Hoewel de opstand zelf uiteindelijk werd neergeslagen, keerde de lijfeigenschap nooit meer terug naar Engeland.
Het einde van het feodalisme
Het einde van de lijfeigenschap betekende eigenlijk het einde van het feodalisme. De oude orde was stervende, maar de nieuwe orde was nog niet geboren. Het was een overgangsperiode,monster tijd", zoals Gramsci het uitdrukte. En er zijn maar weinig dingen in de geschiedenis zo monsterlijk als de pest.
Gebeurtenissen die werden geïntensiveerd en versneld door de pest bleven de samenleving gedurende de 14e en 15e eeuw veranderen. De late middeleeuwen werden het tijdperk van de welvarende onafhankelijke boer. Ondertussen bleef de afgeleefde feodale adel zich uitputten in oorlogen.
Geleidelijk aan werden de oude feodale dynastieën vervangen door een nieuwe klasse van landeigenaren - vaak kooplieden die zich een weg naar de adel kochten, die veel meer gericht waren op het verdienen van geld dan op de kluchtige ridderlijkheid van hun voorgangers.

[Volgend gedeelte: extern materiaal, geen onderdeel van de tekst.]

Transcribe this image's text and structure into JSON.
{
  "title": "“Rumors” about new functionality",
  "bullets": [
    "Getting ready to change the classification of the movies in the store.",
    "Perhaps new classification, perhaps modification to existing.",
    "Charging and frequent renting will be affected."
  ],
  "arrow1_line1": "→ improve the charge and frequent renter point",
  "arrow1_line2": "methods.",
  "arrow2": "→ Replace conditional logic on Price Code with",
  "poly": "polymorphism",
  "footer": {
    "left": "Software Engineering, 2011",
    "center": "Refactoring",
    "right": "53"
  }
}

Op staatsniveau werden verschillende bureaucratische en kerkelijke functies, die vóór de pest meestal door priesters werden vervuld, steeds meer overgenomen door een groeiende klasse van opgeleide bourgeois, advocaten, enz.
Deze nieuwe relatie tussen de feodale monarchie en de stedelijke bourgeoisie werd alleen maar sterker naarmate de monarchie meer gecentraliseerd en afhankelijk werd van rijke kooplieden voor geld.
Deze veranderingen, die geleidelijk plaatsvonden, brachten uiteindelijk een absolutistische monarchie voort, die een belangrijke rol speelde in de ontwikkeling van het kapitalisme.